Review of Woyzeck

Woyzeck (1979)
6/10
You always look so hunted … Woyzeck
27 January 2009
Warning: Spoilers
Playwright Georg Büchner had passed on before his work could be published in any complete way. As a result, his finished pages have been reassembled multiple times by a number of artists and writers. I guess it is a well-known phenomenon to know that certain scenes are unnecessary and others can be moved around, yet still be Woyzeck. This ability to become new with every iteration has caused the work to become one of the most performed German plays ever and, as it is here from Werner Herzog, an often confusing yet captivating piece of art.

Shot very theatrically, from the use of multiple static setups—don't be surprised to view a scene from an unmoving position while the actors come close to the lens, distorting somewhat, before they move back into frame—to the bombastic acting. Josef Bierbichler is the guiltiest here as the Drum Major our titular Franz Woyzeck's love Marie has an affair with, but both Wolfgang Reichmann and Willy Semmelrogge as the Captain and Doctor respectively don't fall too far behind him. The acting works for certain scenes, adding a sense of artifice like an interesting monologue by a drunk outside a bar, waxing poetic about how humanity is evil. There truly is a sense of the beyond as though we are watching an alternate universe with every aspect familiar yet slightly off-kilter. This effect is amplified by the camera-work, allowing for some excruciatingly long scenes depicting the breakdown of the human soul. Even from the opening credits, watching Kinski's Woyzeck do push-ups while constantly being kicked for way too long, we experience some fantastic acting as a result. No scene is more memorable than the murder of Marie, shot in slomotion while an orchestral piece plays, drowning out all sound. You can get lost in Kinski's eyes as he goes from love to anger to malice to regret. The tears welling up as we just stare at him in close-up without a cut. It's just a powerhouse-acting clinic.
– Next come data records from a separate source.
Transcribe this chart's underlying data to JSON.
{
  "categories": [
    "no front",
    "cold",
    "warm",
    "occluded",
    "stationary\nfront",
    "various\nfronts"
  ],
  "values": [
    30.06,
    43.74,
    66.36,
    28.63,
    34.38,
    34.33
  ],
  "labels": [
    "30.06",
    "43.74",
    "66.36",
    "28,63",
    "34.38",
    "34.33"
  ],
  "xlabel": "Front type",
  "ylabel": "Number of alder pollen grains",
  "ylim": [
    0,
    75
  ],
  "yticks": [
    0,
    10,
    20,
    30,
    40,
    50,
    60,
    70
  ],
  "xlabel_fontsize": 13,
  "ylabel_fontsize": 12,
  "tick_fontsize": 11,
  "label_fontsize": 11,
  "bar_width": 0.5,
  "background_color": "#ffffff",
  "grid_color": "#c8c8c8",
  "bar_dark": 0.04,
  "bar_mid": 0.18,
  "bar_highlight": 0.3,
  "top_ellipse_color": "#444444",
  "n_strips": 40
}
Perhaps I should delve into the story a bit. Remember, though, this description comes from both the film and reading an online synopsis of the play because Herzog doesn't feel the need for exposition. Woyzeck has fathered a child with his mistress Marie, a fact that the entire town knows. In order to support them, he begins to do odd jobs for his military Captain—shaving him for instance—and participates in clinical studies with a local doctor, the current experiment being that he eats only peas. Woyzeck is beaten physically and emotionally until he can take no more. Breaking from reality, he starts to hear and see things; anger boils inside him, unable to stay there as the voices beg him to let it out. Like a trained lab animal, Woyzeck drifts off into his thoughts, but is at the ready when spoken to by a superior officer—posture straight and all "yes sirs". He is no longer a man of free will; everything he does is either an order, a remark made to plant the seed, or his insanity speaking out to him.
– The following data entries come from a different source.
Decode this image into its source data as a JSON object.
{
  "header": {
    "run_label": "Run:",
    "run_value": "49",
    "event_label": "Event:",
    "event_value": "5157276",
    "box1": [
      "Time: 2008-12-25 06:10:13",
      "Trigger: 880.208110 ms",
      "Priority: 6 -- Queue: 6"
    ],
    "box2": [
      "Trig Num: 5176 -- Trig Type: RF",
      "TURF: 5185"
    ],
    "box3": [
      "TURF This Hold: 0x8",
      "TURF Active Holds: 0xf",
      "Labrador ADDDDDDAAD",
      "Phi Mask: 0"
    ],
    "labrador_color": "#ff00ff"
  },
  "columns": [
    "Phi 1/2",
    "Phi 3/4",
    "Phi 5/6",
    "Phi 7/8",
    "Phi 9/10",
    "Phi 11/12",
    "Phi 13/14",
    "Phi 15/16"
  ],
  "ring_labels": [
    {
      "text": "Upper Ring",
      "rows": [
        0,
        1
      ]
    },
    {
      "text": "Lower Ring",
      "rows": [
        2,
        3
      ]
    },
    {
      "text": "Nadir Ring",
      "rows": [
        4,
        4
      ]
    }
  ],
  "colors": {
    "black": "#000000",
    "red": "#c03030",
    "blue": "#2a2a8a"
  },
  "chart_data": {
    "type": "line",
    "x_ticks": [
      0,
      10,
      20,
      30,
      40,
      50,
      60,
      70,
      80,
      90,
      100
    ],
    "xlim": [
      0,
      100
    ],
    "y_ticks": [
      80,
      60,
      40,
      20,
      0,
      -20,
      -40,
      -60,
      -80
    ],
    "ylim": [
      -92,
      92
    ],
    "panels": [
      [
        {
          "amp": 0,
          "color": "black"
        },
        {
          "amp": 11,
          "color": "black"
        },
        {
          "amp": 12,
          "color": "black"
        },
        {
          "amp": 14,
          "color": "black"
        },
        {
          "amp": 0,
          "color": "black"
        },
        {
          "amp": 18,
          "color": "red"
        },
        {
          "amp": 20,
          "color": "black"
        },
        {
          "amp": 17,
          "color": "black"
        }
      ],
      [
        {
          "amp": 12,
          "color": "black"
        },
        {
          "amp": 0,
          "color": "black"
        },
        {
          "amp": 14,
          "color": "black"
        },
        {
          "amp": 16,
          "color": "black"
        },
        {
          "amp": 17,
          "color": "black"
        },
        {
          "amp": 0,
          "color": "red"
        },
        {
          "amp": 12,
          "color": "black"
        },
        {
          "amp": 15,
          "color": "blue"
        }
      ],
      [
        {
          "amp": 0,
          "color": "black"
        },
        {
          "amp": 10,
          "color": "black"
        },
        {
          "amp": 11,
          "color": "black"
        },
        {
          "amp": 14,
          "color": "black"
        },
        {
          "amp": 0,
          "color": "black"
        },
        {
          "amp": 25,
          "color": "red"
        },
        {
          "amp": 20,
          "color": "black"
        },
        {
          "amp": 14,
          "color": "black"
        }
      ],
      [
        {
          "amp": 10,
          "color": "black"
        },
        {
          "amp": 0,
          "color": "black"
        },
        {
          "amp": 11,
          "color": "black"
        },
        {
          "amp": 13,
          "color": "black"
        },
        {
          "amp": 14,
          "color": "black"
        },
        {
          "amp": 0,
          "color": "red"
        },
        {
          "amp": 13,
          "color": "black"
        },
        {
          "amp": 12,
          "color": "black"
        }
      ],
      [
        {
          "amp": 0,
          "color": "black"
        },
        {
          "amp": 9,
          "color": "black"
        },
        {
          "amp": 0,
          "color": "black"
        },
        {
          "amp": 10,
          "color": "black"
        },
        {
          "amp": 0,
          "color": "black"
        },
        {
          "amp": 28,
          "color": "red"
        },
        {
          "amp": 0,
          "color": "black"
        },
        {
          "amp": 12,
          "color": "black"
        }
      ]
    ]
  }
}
There are many existential aspects throughout with outside forces assailing him without an ability to stop them. He becomes the circus trick so blatantly metaphoric to a dressed-up monkey and mathematical genius horse in a scene that contains the most glaringly strange cut of Marie basically leaving her child and Woyzeck to sit all giggly with the Drum Major two rows back. Used and abused by society, Woyzeck is a stand-in for what stronger people have been doing to the weak for centuries. Made into a parlor trick, an entertainment for those who wield control over him, this man is at the mercy of no longer differentiating between right and wrong. It is an interesting thing done by Herzog in that he doesn't show us the man before the insanity. Rather, we are introduced to Woyzeck at the cusp of his tipping point, almost saying that we are all there, just waiting to be pushed over. To be human, therefore, is to be fragile enough to allow yourself to be manipulated from emotion, to be led astray.
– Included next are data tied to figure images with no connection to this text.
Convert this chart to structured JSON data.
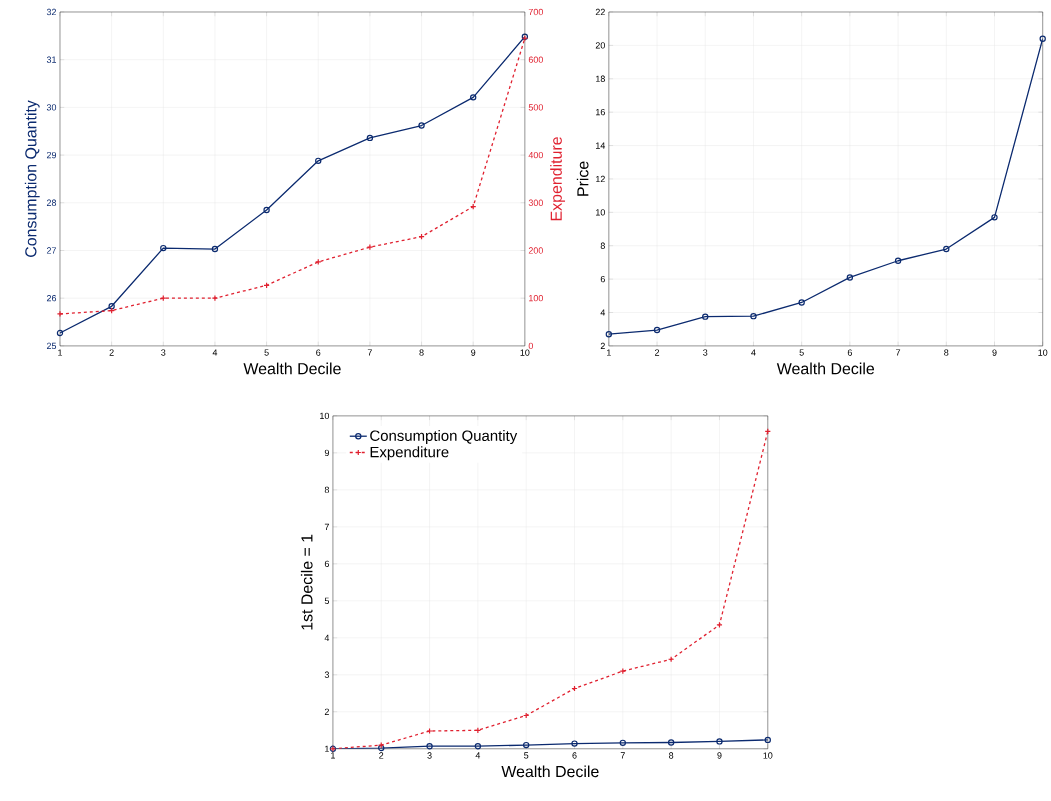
{
  "chart_data": [
    {
      "type": "line",
      "xlabel": "Wealth Decile",
      "ylabel": "Consumption Quantity",
      "y2label": "Expenditure",
      "x": [
        1,
        2,
        3,
        4,
        5,
        6,
        7,
        8,
        9,
        10
      ],
      "xlim": [
        1,
        10
      ],
      "xticks": [
        1,
        2,
        3,
        4,
        5,
        6,
        7,
        8,
        9,
        10
      ],
      "ylim": [
        25,
        32
      ],
      "yticks": [
        25,
        26,
        27,
        28,
        29,
        30,
        31,
        32
      ],
      "y2lim": [
        0,
        700
      ],
      "y2ticks": [
        0,
        100,
        200,
        300,
        400,
        500,
        600,
        700
      ],
      "grid": true,
      "series": [
        {
          "color": "#0b2a6f",
          "marker": "circle",
          "line_style": "solid",
          "values": [
            25.27,
            25.83,
            27.05,
            27.03,
            27.85,
            28.88,
            29.36,
            29.62,
            30.21,
            31.48
          ]
        },
        {
          "color": "#e0202f",
          "marker": "cross",
          "line_style": "dashed",
          "axis": "y2",
          "values": [
            67,
            74,
            100,
            100,
            127,
            176,
            207,
            229,
            292,
            645
          ]
        }
      ]
    },
    {
      "type": "line",
      "xlabel": "Wealth Decile",
      "ylabel": "Price",
      "x": [
        1,
        2,
        3,
        4,
        5,
        6,
        7,
        8,
        9,
        10
      ],
      "xlim": [
        1,
        10
      ],
      "xticks": [
        1,
        2,
        3,
        4,
        5,
        6,
        7,
        8,
        9,
        10
      ],
      "ylim": [
        2,
        22
      ],
      "yticks": [
        2,
        4,
        6,
        8,
        10,
        12,
        14,
        16,
        18,
        20,
        22
      ],
      "grid": true,
      "series": [
        {
          "color": "#0b2a6f",
          "marker": "circle",
          "line_style": "solid",
          "values": [
            2.7,
            2.95,
            3.75,
            3.78,
            4.6,
            6.1,
            7.1,
            7.8,
            9.7,
            20.4
          ]
        }
      ]
    },
    {
      "type": "line",
      "xlabel": "Wealth Decile",
      "ylabel": "1st Decile = 1",
      "x": [
        1,
        2,
        3,
        4,
        5,
        6,
        7,
        8,
        9,
        10
      ],
      "xlim": [
        1,
        10
      ],
      "xticks": [
        1,
        2,
        3,
        4,
        5,
        6,
        7,
        8,
        9,
        10
      ],
      "ylim": [
        1,
        10
      ],
      "yticks": [
        1,
        2,
        3,
        4,
        5,
        6,
        7,
        8,
        9,
        10
      ],
      "grid": true,
      "legend": "top left",
      "series": [
        {
          "name": "Consumption Quantity",
          "color": "#0b2a6f",
          "marker": "circle",
          "line_style": "solid",
          "values": [
            1,
            1.02,
            1.07,
            1.07,
            1.1,
            1.14,
            1.16,
            1.17,
            1.2,
            1.24
          ]
        },
        {
          "name": "Expenditure",
          "color": "#e0202f",
          "marker": "cross",
          "line_style": "dashed",
          "values": [
            1,
            1.1,
            1.48,
            1.5,
            1.9,
            2.63,
            3.1,
            3.42,
            4.35,
            9.58
          ]
        }
      ]
    }
  ]
}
In the end though, this is Herzog's vision of the story: a man lost and left alone by society rather than embraced and brought inside it. Someone so troubled that he would kill the one thing he loved above all else, whose insanity leaves him unsure of how to even dispose of the murder weapon. After throwing the knife into the river, he follows it deeper and deeper, telling himself they might find it. I originally thought this was him going to his death by drowning, (verified when reading a play synopsis), however, when the police are shown at the end, I thought the man at the left was Woyzeck there to identify the body. And the river wasn't very wide, so he'd have gotten to the other side. Either way, it concludes with written text superimposed over the image speaking of how it had been so long since they've had a murder quite like this. Even here, Woyzeck is proved to be the catalyst for a demented storybook ending, the cause of a new spectacle for the people to see. Society has become so lost that rather than see the human tragedy of a dead woman, they just see the excitement of a murder and all that goes along with it. Humanity has decided to sever ties with itself, death just another stage of life to be gawked at by outsiders, the value of the soul all but gone.